Erving Goffman chiama istituzioni totali questi sistemi chiusi, soggetti ad un potere inglobante, in cui vi sia impedimento allo scambio sociale e all'uscita verso il mondo esterno. Totali, appunto, perché il loro carattere inglobante è continuo, permanente, non poroso, soggetto ad un potere.
Naturalmente anche tra le diverse categorie di istituzioni totali Goffman ne distingue cinque fondamentali - possono essere individuate precise differenze. Un istituto per ciechi o per vecchi non è proprio la stessa cosa di una fureria militare, e un'abazia, forse, non è proprio un manicomio. Tuttavia, pur variando le forme fenomeniche del luogo di reclusione, l'azione sociale che vogliamo indicare con il verbo recludere, presenta una sua precisa costanza. Costanza che attiene all'esercizio di un potere.
L'idea di un potere irreclusivo, peraltro, almeno nelle formazioni sociali generate dal seme stanziale della civiltà mediterranea, non ha cittadinanza entro le mura del senso. Da quando a Sumer, 4 mila anni prima di Cristo - ma forse anche prima - un popolo si stancò di pascolare e, rinunciando al nomadismo, si recluse entro spesse mura - divenne cioè carceriere di se stesso e dunque carcerato - ogni irreclusione appare una minaccia. È forse un caso se, proprio da allora, la dicotomia tra fermo ed infermo prese ad accentuarsi di valori e su questa accentuazione concrebbero le metafore della salute e della malattia?

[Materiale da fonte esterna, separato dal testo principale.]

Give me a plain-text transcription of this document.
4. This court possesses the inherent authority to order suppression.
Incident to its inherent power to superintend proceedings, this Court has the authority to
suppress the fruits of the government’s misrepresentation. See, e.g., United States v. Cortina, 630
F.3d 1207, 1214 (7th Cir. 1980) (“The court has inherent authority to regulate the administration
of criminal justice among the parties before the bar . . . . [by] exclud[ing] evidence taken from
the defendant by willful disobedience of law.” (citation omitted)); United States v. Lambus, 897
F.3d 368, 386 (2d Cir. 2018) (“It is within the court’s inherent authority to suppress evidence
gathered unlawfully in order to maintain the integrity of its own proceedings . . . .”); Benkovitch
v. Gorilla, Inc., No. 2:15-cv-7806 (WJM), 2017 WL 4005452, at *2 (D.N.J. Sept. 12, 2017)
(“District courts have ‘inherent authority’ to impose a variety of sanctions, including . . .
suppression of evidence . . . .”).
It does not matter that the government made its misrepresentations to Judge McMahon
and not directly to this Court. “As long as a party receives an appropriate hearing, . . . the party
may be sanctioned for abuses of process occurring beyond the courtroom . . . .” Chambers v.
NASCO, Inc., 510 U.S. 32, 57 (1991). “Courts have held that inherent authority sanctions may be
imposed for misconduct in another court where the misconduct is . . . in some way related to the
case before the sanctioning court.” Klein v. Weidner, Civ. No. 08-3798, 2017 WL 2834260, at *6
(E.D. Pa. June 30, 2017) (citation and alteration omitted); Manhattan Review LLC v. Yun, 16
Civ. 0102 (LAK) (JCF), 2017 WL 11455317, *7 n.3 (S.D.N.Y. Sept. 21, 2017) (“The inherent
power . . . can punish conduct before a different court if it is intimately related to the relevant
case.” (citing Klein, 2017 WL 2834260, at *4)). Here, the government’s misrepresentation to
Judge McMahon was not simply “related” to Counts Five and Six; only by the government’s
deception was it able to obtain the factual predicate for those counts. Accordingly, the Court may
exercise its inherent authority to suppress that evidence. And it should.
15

Nelle microdimensioni molecolari delle reti interpersonali, come nelle macrodimensioni istituzionali delle formazioni sociali complesse, potere è, dunque, in questa prospettiva, sinonimo di esercizio reclusivo. Esercizio che si agglutina, prima ancora che intorno a quelle
"funzioni di interdizione" di cui ha scritto Foucault, intorno ai saperi, ai linguaggi e ai verbi della prescrizione.
Si può dire, allora, che, almeno in tendenza, ogni formazione sociale stanziale è, per suo programma genetico, un'istituzione totale? Non proprio. Ad una simile generalizzazione, infatti, sfuggirebbe l'essenziale, e cioè la differenza specifica tra l'azione del recludere e quella dell'omologare. Per quanto entrambe queste azioni consistano nell'erigere muri perimetrali, muri innalzati con pietre di scrittura, la prima sopravviene soltanto quando la seconda fallisce i suoi scopi.

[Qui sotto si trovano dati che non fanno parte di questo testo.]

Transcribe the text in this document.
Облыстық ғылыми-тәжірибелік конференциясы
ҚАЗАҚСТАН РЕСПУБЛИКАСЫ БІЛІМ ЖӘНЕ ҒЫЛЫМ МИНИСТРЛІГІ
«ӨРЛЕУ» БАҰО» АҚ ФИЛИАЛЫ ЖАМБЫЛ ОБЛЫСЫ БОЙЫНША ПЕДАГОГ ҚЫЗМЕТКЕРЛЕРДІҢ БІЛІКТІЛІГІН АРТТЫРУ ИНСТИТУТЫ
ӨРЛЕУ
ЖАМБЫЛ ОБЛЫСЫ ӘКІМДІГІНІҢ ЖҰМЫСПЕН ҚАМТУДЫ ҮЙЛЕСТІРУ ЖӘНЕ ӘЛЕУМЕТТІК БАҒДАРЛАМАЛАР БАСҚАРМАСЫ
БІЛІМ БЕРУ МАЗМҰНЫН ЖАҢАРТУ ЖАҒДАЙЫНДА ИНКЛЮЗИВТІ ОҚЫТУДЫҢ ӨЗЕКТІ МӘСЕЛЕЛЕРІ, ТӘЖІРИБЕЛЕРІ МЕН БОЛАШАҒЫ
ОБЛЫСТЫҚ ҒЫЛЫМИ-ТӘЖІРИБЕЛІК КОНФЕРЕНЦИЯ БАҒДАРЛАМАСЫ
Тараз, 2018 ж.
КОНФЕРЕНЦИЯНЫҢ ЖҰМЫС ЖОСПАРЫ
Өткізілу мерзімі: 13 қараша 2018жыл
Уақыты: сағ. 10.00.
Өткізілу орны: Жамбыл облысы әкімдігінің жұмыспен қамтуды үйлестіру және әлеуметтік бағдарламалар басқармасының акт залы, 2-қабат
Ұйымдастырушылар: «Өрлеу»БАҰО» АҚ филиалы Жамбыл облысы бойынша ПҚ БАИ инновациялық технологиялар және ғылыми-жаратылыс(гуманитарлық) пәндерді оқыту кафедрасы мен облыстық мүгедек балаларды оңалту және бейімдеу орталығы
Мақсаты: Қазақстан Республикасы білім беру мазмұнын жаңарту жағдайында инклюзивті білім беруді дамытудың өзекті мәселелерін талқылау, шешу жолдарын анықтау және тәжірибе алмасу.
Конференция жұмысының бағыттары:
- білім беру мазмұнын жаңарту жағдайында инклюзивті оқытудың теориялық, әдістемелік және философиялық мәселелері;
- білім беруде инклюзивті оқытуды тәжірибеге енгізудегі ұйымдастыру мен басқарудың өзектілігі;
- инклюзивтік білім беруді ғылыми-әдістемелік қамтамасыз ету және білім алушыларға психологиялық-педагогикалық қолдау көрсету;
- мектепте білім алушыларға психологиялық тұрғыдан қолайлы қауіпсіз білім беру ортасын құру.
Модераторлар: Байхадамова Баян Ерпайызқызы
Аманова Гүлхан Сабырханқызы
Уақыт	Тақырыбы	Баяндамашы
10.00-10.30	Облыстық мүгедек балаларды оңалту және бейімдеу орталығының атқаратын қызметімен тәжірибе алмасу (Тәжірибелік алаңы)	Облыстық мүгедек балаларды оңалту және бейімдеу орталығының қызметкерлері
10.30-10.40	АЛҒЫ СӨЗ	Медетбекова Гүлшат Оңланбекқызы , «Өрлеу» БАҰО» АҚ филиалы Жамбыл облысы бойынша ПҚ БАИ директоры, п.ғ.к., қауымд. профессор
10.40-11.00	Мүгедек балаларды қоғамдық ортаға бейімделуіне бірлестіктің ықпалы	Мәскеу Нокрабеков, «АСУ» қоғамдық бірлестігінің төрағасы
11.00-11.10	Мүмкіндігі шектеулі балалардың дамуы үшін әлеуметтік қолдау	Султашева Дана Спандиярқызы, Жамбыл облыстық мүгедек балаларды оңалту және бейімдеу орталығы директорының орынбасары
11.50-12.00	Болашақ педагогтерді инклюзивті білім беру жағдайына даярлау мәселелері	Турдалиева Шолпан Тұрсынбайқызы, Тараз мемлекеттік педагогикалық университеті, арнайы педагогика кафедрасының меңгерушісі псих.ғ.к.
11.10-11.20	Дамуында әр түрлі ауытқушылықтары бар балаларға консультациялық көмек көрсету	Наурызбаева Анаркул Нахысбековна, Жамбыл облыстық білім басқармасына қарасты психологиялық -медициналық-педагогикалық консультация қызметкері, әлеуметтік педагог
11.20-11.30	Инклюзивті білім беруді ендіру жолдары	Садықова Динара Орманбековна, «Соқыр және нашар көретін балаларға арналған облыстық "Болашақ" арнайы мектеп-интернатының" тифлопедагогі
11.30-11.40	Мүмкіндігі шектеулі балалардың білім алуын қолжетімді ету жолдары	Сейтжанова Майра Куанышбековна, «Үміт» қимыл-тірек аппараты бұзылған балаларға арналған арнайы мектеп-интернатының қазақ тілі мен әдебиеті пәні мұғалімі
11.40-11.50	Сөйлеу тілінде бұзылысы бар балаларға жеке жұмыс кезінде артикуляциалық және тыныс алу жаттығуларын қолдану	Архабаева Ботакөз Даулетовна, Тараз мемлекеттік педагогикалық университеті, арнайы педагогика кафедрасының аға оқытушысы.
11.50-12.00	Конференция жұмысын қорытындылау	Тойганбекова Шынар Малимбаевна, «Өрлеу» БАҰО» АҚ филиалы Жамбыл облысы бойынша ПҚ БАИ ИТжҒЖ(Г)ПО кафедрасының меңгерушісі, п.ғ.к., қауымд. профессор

Intenderemo allora con omologazione quell'azione sociale basilare consistente nel far incorporare un sistema di prescrizioni autorizzanti, nel far battere i cuori in comune (
com cordis), nel mettere l'uniforme alla lingua e ai linguaggi, vale a dire uniformarli, entro un luogo comune definito da una perimetrazione normativa.
Le istituzioni totali, invece, costituiranno un dispositivo di frontiera, luoghi di emergenza in cui trattare - spegnere, normalizzare, reintegrare - i turbini negentropici delle deomologazioni non autorizzate.
Bisogna dire ancora che omologazione e difficoltà a vivere tendono ad implicarsi, come pure quel desiderio di evasione e di fuga, a tutti noto, che talvolta si fa più forte e potente di qualunque ragione, di qualsiasi legge, di qualsivoglia condizionamento o minaccia: per non
"scoppiare", per non lasciar spegnere anzitempo il fuoco della vita, per ritrovare Altrove, oltre il gioco spettacolare dei ruoli, il ritmo felice di una pulsazione autonoma e liberata. Ma, appunto, ogni sottrazione ai vincoli societari fissati dai programmi omologanti, quando ciò non sia garantito da specifici e riconosciuti rituali abreativi, minaccia l'ordine simbolico su cui si fondano le sicurezze relazionali. E ciò attiva l'attenzione dei Custodi dell'omologazione, vale a dire dei gestori delle istituzioni totali.
Così, per farla breve, mentre l'omologazione viene generalmente presentata e rappresentata come disagio necessario al consolidamento e alla continuità della formazione sociale operante, all'azione deomologante non viene affatto riconosciuta la sua funzione dinamica di cura necessaria a questo disagio, di condizione del suo oltrepassamento; non viene riconosciuta cioè la sua funzione divergente e positiva. E da ciò consegue la sua repressione.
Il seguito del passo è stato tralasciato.